For so long you thought
the ambition of racist language was to denigrate and erase you as a person. After
considering Butler’s remarks, you begin to understand yourself as rendered
hypervisible in the face of such language acts. Language that feels hurtful is
intended to exploit all the ways that you are present. Your alertness, your
openness, and your desire to engage actually demand your presence, your looking
up, your talking back, and, as insane as it is, saying please.
Given
this is the first work I’ve read by Rankine, I’m curious as to how this work
connects, both structurally and in terms of content, with her earlier books,
including Don’t Let Me Be Lonely: An American Lyric (Graywolf Press, 2004), and what her specific thoughts are
in terms of what “lyric” actually means. As well, Rankine’s Citizen is part of a growing number of poetry works focused on the
human costs and responsibilities of living in the world, and living in a
multitude of overlapping, overlaying cultures, including Erín Moure’s trilogy— O Cidadán (Toronto ON: Anansi, 2002), Little Theatres (Anansi, 2005) and O Cadoiro, poems (Anansi, 2007)—to Larissa Lai and Rita Wong’s collaborative Sybil Unrest (Vancouver BC: LineBooks, 2008; New Star
Books, 2013) and Aaron Shurin’s more recent Citizen (San Francisco CA:
City Lights Books, 2012). In her preface to her
O Cidadán, Mouré wrote:
To
intersect a word: citizen. To find out what could intend/distend it, today. O cidadán. A word we recognize though we
know not its language. It can’t be found in French, Spanish, Portuguese
dictionaries. It seems inflected “masculine.” And, as such, it has a feminine
supplement. Yet if I said “a cidadá”
I would only be speaking of 52% of the world, and it’s the remainder that
inflects the generic, the cidadán.
How can a woman then inhabit the general (visibly and semantically skewing it)?
How can she speak from the generic at all, without vanishing behind its screen
of transcendent value? In this book, I decided, I will step into it just by a
move in discourse. I, a woman: o cidadán. As if “citizen” in our time can only
be dislodged when spoken from a “minor” tongue, one historically persistent
despite external and internal pressures, and by a woman who bears ― as lesbian
in a civic frame ― a policed sexuality.
Unha cidadán: a semantic pandemonium.
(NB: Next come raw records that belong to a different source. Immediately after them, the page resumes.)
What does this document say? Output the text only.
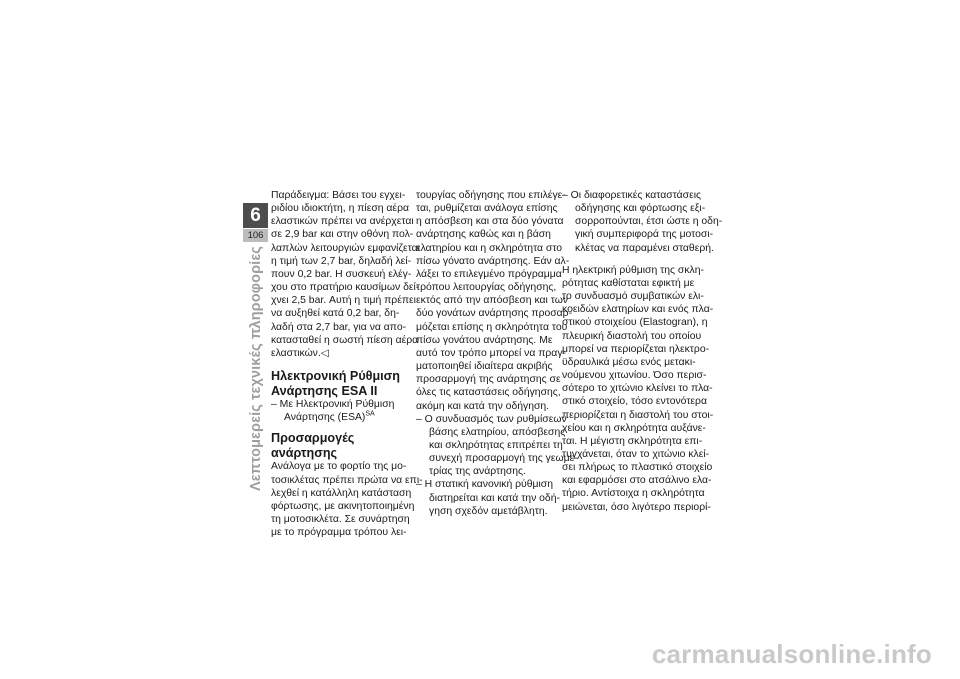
6
106
Λεπτομερείς τεχνικές πληροφορίες

Παράδειγμα: Βάσει του εγχει-
ριδίου ιδιοκτήτη, η πίεση αέρα
ελαστικών πρέπει να ανέρχεται
σε 2,9 bar και στην οθόνη πολ-
λαπλών λειτουργιών εμφανίζεται
η τιμή των 2,7 bar, δηλαδή λεί-
πουν 0,2 bar. Η συσκευή ελέγ-
χου στο πρατήριο καυσίμων δεί-
χνει 2,5 bar. Αυτή η τιμή πρέπει
να αυξηθεί κατά 0,2 bar, δη-
λαδή στα 2,7 bar, για να απο-
κατασταθεί η σωστή πίεση αέρα
ελαστικών.◁

Ηλεκτρονική Ρύθμιση
Ανάρτησης ESA II
– Με Ηλεκτρονική Ρύθμιση
Ανάρτησης (ESA)$^{SA}$
Προσαρμογές ανάρτησης

Ανάλογα με το φορτίο της μο-
τοσικλέτας πρέπει πρώτα να επι-
λεχθεί η κατάλληλη κατάσταση
φόρτωσης, με ακινητοποιημένη
τη μοτοσικλέτα. Σε συνάρτηση
με το πρόγραμμα τρόπου λει-

τουργίας οδήγησης που επιλέγε-
ται, ρυθμίζεται ανάλογα επίσης
η απόσβεση και στα δύο γόνατα
ανάρτησης καθώς και η βάση
ελατηρίου και η σκληρότητα στο
πίσω γόνατο ανάρτησης. Εάν αλ-
λάξει το επιλεγμένο πρόγραμμα
τρόπου λειτουργίας οδήγησης,
εκτός από την απόσβεση και των
δύο γονάτων ανάρτησης προσαρ-
μόζεται επίσης η σκληρότητα του
πίσω γονάτου ανάρτησης. Με
αυτό τον τρόπο μπορεί να πραγ-
ματοποιηθεί ιδιαίτερα ακριβής
προσαρμογή της ανάρτησης σε
όλες τις καταστάσεις οδήγησης,
ακόμη και κατά την οδήγηση.

– Ο συνδυασμός των ρυθμίσεων
βάσης ελατηρίου, απόσβεσης
και σκληρότητας επιτρέπει τη
συνεχή προσαρμογή της γεωμε-
τρίας της ανάρτησης.
– Η στατική κανονική ρύθμιση
διατηρείται και κατά την οδή-
γηση σχεδόν αμετάβλητη.
– Οι διαφορετικές καταστάσεις
οδήγησης και φόρτωσης εξι-
σορροπούνται, έτσι ώστε η οδη-
γική συμπεριφορά της μοτοσι-
κλέτας να παραμένει σταθερή.

Η ηλεκτρική ρύθμιση της σκλη-
ρότητας καθίσταται εφικτή με
το συνδυασμό συμβατικών ελι-
κοειδών ελατηρίων και ενός πλα-
στικού στοιχείου (Elastogran), η
πλευρική διαστολή του οποίου
μπορεί να περιορίζεται ηλεκτρο-
ϋδραυλικά μέσω ενός μετακι-
νούμενου χιτωνίου. Όσο περισ-
σότερο το χιτώνιο κλείνει το πλα-
στικό στοιχείο, τόσο εντονότερα
περιορίζεται η διαστολή του στοι-
χείου και η σκληρότητα αυξάνε-
ται. Η μέγιστη σκληρότητα επι-
τυγχάνεται, όταν το χιτώνιο κλεί-
σει πλήρως το πλαστικό στοιχείο
και εφαρμόσει στο ατσάλινο ελα-
τήριο. Αντίστοιχα η σκληρότητα
μειώνεται, όσο λιγότερο περιορί-

carmanualsonline.info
If a name’s force or power is “a historicity … a sedimentation, a
repetition that congeals,” (Butler) can the name be reinvested or infested,
fenestrated … set in motion again? Unmoored? Her semblance? Upsetting the
structure/stricture even momentarily. To
en(in)dure, perdure.
Whereas
Lai and Wong composed their poems as “trace movement through the long now and
constitute evidence of some hopeful reaching towards friendly coexistence of
multiple tactics/perspectives,” Rankine’s Citizen
is an exposé, forcing an examination of what it really means to be a black
citizen, specifically in the United States of America. Citizen does not exist to provide answers, but instead, focuses on
forcing the reader/viewer to acknowledge that the problem exists at all, the
implications of what that means, and how broadly felt and deeply ingrained it really
is. For those of us on the outside of the experiences she writes about, one
hopes that it forces an awareness of our own actions, whether active or
passive, and responsibilities therein.